El material debe coincidir con el medio de trabajo
No existe un único material elastomérico adecuado para todas las aplicaciones de retenedores de aceite.
El NBR se utiliza ampliamente en sellado general de aceites y grasas porque ofrece un equilibrio práctico entre resistencia al aceite, propiedades mecánicas, flexibilidad y costo. El FKM resulta más adecuado cuando el retenedor debe soportar temperaturas más elevadas o condiciones químicas y de fluidos más exigentes.
El punto importante es que la selección del material debe estar vinculada al entorno operativo real. Elegir un retenedor únicamente por su apariencia exterior o su tamaño nominal puede provocar un fallo prematuro, incluso cuando las dimensiones son correctas.

Un buen retenedor de aceite también requiere estabilidad mecánica.
Un retenedor de aceite funciona entre un eje y una carcasa, por lo que los componentes circundantes influyen en su vida útil.
La superficie del eje, la desviación radial del eje, la excentricidad, las condiciones de instalación, la precisión de la carcasa y el acabado superficial pueden afectar todos al labio de sellado. Un retenedor nuevo no puede compensar un eje muy desgastado ni una superficie de instalación inadecuada.
Por ejemplo, las especificaciones publicadas para retenedores TC suelen recomendar una rugosidad controlada de la superficie del eje y una dureza suficiente del eje, ya que unas condiciones deficientes del eje pueden acelerar el desgaste del labio.
Esto explica por qué dos retenedores de aceite idénticos pueden producir resultados distintos en dos máquinas diferentes.
La protección contra contaminación forma parte del rendimiento de sellado.

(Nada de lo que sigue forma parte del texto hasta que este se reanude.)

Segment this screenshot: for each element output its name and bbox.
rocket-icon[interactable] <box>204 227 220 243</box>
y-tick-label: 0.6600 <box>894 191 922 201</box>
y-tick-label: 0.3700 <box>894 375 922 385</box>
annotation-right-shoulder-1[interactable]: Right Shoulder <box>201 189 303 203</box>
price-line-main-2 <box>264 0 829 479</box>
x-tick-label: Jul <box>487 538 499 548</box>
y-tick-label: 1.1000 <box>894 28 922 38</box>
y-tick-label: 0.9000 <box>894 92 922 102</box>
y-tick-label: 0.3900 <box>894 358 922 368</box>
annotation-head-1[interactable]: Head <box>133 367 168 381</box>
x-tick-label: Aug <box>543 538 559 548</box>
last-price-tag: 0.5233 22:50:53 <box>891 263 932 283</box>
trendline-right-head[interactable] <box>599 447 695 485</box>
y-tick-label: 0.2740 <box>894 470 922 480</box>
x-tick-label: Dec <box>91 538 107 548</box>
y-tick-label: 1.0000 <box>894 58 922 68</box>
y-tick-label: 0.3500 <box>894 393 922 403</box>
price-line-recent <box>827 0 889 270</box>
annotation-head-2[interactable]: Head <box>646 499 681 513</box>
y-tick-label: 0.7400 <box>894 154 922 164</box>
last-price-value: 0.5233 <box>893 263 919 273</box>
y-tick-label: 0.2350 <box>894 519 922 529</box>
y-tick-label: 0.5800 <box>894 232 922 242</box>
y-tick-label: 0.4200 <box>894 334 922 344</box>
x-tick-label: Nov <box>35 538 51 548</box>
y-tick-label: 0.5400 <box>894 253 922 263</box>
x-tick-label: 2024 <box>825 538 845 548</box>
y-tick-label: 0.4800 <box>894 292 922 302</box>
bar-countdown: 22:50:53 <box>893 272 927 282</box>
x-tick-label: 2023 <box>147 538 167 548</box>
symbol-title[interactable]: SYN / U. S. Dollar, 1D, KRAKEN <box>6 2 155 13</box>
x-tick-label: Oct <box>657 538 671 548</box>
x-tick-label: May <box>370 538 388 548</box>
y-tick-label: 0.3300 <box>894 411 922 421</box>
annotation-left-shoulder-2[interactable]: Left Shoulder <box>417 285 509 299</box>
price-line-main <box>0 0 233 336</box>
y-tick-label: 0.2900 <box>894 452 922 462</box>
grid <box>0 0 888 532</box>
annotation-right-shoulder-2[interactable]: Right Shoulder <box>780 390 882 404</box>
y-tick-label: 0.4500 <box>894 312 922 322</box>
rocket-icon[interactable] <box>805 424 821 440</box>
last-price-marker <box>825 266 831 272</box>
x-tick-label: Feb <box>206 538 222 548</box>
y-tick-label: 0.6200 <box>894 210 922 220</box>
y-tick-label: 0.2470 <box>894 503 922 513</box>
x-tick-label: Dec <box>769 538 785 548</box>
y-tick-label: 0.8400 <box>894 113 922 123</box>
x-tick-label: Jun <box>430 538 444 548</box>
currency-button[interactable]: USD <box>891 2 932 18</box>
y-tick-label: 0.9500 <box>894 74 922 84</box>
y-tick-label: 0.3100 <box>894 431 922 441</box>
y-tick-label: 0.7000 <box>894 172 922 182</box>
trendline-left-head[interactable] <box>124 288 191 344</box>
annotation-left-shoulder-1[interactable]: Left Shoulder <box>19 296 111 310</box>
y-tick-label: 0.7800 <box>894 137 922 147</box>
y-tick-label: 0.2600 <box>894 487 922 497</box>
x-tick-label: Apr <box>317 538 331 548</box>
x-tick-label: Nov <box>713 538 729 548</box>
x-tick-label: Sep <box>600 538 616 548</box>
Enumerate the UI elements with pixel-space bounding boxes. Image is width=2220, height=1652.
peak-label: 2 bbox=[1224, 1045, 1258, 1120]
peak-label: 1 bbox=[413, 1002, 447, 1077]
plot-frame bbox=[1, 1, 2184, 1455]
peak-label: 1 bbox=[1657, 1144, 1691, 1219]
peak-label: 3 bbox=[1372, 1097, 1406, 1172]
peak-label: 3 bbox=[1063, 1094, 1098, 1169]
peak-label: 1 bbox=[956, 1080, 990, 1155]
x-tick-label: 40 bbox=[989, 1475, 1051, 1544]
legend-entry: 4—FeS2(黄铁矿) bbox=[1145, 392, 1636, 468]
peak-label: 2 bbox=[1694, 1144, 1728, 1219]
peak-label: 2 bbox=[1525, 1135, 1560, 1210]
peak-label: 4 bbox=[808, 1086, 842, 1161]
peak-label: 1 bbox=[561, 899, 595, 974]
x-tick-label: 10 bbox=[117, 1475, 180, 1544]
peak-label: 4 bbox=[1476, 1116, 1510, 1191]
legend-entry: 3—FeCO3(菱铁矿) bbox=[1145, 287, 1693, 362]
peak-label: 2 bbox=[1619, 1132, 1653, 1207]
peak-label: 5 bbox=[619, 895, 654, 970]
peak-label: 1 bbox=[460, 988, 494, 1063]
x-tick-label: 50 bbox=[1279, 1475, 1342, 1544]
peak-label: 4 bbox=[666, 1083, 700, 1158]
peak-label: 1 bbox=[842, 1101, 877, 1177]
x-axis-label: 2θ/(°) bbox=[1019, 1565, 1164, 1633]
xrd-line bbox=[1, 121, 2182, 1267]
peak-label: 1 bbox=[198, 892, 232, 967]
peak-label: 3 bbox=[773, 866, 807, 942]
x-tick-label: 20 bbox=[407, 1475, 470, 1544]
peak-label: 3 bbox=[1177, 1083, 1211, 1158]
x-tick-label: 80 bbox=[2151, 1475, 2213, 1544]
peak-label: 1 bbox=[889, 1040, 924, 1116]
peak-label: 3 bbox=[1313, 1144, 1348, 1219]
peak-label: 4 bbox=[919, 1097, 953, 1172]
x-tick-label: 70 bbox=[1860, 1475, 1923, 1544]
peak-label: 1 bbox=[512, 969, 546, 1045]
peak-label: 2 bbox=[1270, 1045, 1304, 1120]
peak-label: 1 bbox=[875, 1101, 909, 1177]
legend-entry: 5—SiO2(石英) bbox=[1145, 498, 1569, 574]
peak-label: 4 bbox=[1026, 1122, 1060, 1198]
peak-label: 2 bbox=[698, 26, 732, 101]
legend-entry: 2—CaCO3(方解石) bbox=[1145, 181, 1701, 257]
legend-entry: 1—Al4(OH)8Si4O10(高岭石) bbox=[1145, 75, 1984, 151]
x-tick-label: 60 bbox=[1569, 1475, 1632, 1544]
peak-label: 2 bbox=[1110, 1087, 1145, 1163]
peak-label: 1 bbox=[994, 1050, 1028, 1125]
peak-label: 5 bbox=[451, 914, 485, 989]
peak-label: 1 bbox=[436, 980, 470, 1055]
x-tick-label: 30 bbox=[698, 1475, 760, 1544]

En maquinaria práctica, la junta de estanqueidad a menudo debe resistir más que solo aceite.
El polvo, el barro, el agua, las partículas metálicas y otros contaminantes pueden aproximarse al área de sellado desde el exterior. Por tanto, un labio secundario contra el polvo puede resultar útil en entornos donde la contaminación constituye una preocupación. En un perfil TC convencional, el labio principal retiene el lubricante, mientras que el labio adicional ayuda a reducir la entrada de contaminantes.
Esa protección adicional puede ser especialmente útil en torno a cajas de cambios, motores, maquinaria agrícola, bombas y otros equipos expuestos a contaminación externa.
La fabricación consistente es tan importante como el diseño
Incluso una junta de estanqueidad para aceite bien diseñada no funcionará de forma consistente si sus dimensiones, las propiedades del caucho, la posición del resorte o la carcasa metálica no están controladas adecuadamente.
Para los fabricantes y los compradores industriales, la calidad implica, por tanto, algo más que comprobar si el aspecto del retenedor es aceptable. La coherencia dimensional, la estabilidad del material, la geometría del labio, la conformación de la carcasa metálica y la inspección durante la producción influyen todas en si un lote funciona de forma constante en equipos reales.
Un retenedor de aceite cualificado debe considerarse, por tanto, una combinación de un diseño correcto, un material adecuado, una fabricación controlada y una compatibilidad con el eje y la carcasa.
Esa es la verdadera diferencia entre un retenedor de aceite que simplemente encaja y uno que resulta adecuado para la operación continua de una máquina.